What we’ve also seen is that such companies, when they target retailers, get a 15% response rates or even more — signaling a huge interest among retailers to try new ideas.
Our customers (retail/ecommerce tech companies) say that retailers are running tech pilots all the time to stay ahead on the technology curve.
CEO, Fuse Inventory
One great opportunity is for retailers to get involved in retail tech-focused accelerators early on. Not only is it a great opportunity for the founder and the startup, but instead of getting an off-the-shelf software that doesn’t work, the retailer can be a critical partner in early development and get a product that’s made for their needs. The team can then take the product and scale it beyond the retailer, but that’s the only way to develop great software. Too often, products are made in a silo without enough consideration of the end-customers’ needs. So ultimately outsourcing R & D can work, but it needs to be done thoughtfully and as a true partnership.
Retail Transformation Thought Leader, Advisor, & Strategist
The fact is most retailers are not the size of a Walmart, Target or Macy’s and they just can’t allocate the resources needed to develop and nurture the technologies they need for the future. Retailers are being asked to transform into something they are absolutely not suited to being — not just a tech company, but an agile tech company. Most companies the size of a typical retailer are struggling to do that in today’s cloud-first, mobile-first, applications-first world. Not just in the retail industry. Outsourcing this activity can be of significant benefit to retailers, however, they still need to be managed by in-house resources, and any final solutions need to be properly integrated back into the retailer’s organization for ongoing sustainability. Therein lies the challenge for many retailers. Relying on these tech incubators to create new in-store experiences for them is one thing, but sustaining those experiences in the store is quite another. That’s something that cannot be outsourced.
Independent Board Member, Investor and Startup Advisor
President, Annex Communication
In our industry, we are seeing many former retail and CPG leaders that have retired and have now re-entered the industry in order to consult for and/or guide technology company processes. This is often a win-win between new and emerging companies that have technological capabilities (but not necessarily successes within the industry), and “middle men” that have contacts, industry expertise, and are able to guide the technology toward a meaningful direction that is useful at the retail level.

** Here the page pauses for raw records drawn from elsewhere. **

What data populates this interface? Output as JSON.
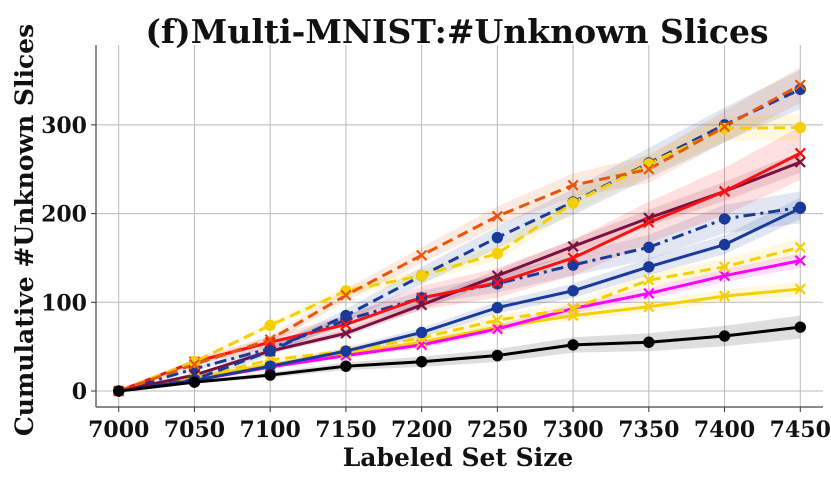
{
  "chart_data": {
    "type": "line",
    "title": "(f)Multi-MNIST:#Unknown Slices",
    "xlabel": "Labeled Set Size",
    "ylabel": "Cumulative #Unknown Slices",
    "x": [
      7000,
      7050,
      7100,
      7150,
      7200,
      7250,
      7300,
      7350,
      7400,
      7450
    ],
    "xticks": [
      "7000",
      "7050",
      "7100",
      "7150",
      "7200",
      "7250",
      "7300",
      "7350",
      "7400",
      "7450"
    ],
    "yticks": [
      "0",
      "100",
      "200",
      "300"
    ],
    "xlim": [
      6985,
      7465
    ],
    "ylim": [
      -18,
      390
    ],
    "grid": true,
    "legend": "none",
    "series": [
      {
        "color": "#f5d000",
        "dash": "solid",
        "marker": "x",
        "values": [
          0,
          15,
          30,
          42,
          55,
          72,
          85,
          95,
          107,
          115
        ],
        "band": 8
      },
      {
        "color": "#ff00ff",
        "dash": "solid",
        "marker": "x",
        "values": [
          0,
          12,
          27,
          40,
          52,
          70,
          93,
          110,
          130,
          147
        ],
        "band": 8
      },
      {
        "color": "#f5d000",
        "dash": "dashed",
        "marker": "x",
        "values": [
          0,
          15,
          35,
          45,
          60,
          80,
          93,
          125,
          140,
          162
        ],
        "band": 10
      },
      {
        "color": "#1a3a99",
        "dash": "solid",
        "marker": "o",
        "values": [
          0,
          12,
          28,
          45,
          66,
          94,
          113,
          140,
          165,
          206
        ],
        "band": 12
      },
      {
        "color": "#1a3a99",
        "dash": "dashdot",
        "marker": "o",
        "values": [
          0,
          25,
          48,
          80,
          105,
          121,
          142,
          162,
          194,
          207
        ],
        "band": 18
      },
      {
        "color": "#7a1040",
        "dash": "solid",
        "marker": "x",
        "values": [
          0,
          18,
          45,
          65,
          97,
          130,
          163,
          195,
          225,
          258
        ],
        "band": 12
      },
      {
        "color": "#ff1010",
        "dash": "solid",
        "marker": "x",
        "values": [
          0,
          33,
          55,
          75,
          105,
          122,
          150,
          190,
          225,
          268
        ],
        "band": 30
      },
      {
        "color": "#1a3a99",
        "dash": "dashed",
        "marker": "o",
        "values": [
          0,
          13,
          45,
          85,
          130,
          173,
          213,
          257,
          300,
          340
        ],
        "band": 22
      },
      {
        "color": "#f5d000",
        "dash": "dashed",
        "marker": "o",
        "values": [
          0,
          33,
          74,
          113,
          130,
          155,
          212,
          256,
          296,
          297
        ],
        "band": 15
      },
      {
        "color": "#e8560c",
        "dash": "dashed",
        "marker": "x",
        "values": [
          0,
          30,
          58,
          108,
          153,
          197,
          232,
          250,
          298,
          345
        ],
        "band": 20
      },
      {
        "color": "#000000",
        "dash": "solid",
        "marker": "o",
        "values": [
          0,
          10,
          18,
          28,
          33,
          40,
          52,
          55,
          62,
          72
        ],
        "band": 13
      }
    ]
  }
}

Executive Vice President, Technology, Radial
I am speaking to a party of one here (perhaps) first, this: “Acqui-hiring (a portmanteau of “acquisition” and “hiring”) or a talent acquisition, is the process of acquiring a company to recruit its employees, without necessarily showing an interest in its current products and services—or their continued operation.”
Ok, so remember retailer(s,) you are an “exit” for a start-up (and the middleman), so the post acquisition motivation and culture changes — I don’t care about the contract.
Silicon Valley or whatever valley — true culture and motivation can’t be purchased. So if you want the culture, you’ve got to give firms a reason to stick it out for more. But you know that. So, matching-up is not the problem.
CEO, President- American Retail Consultants
No. Retailers need to focus on the key fundamentals of managing products at retail, both online and onground. Advancing the growth, maturity and often failure of a tech startup, is usually not part of a retailer’s DNA. Proven technologies, with proven models and tools can find their way to a retailer. The basics of managing out-of-stocks, logistics, pricing, product placement, communication with their customers, and bridging the online gap are enough hurdles for retailers to focus on without worrying about the viability of a tech startup.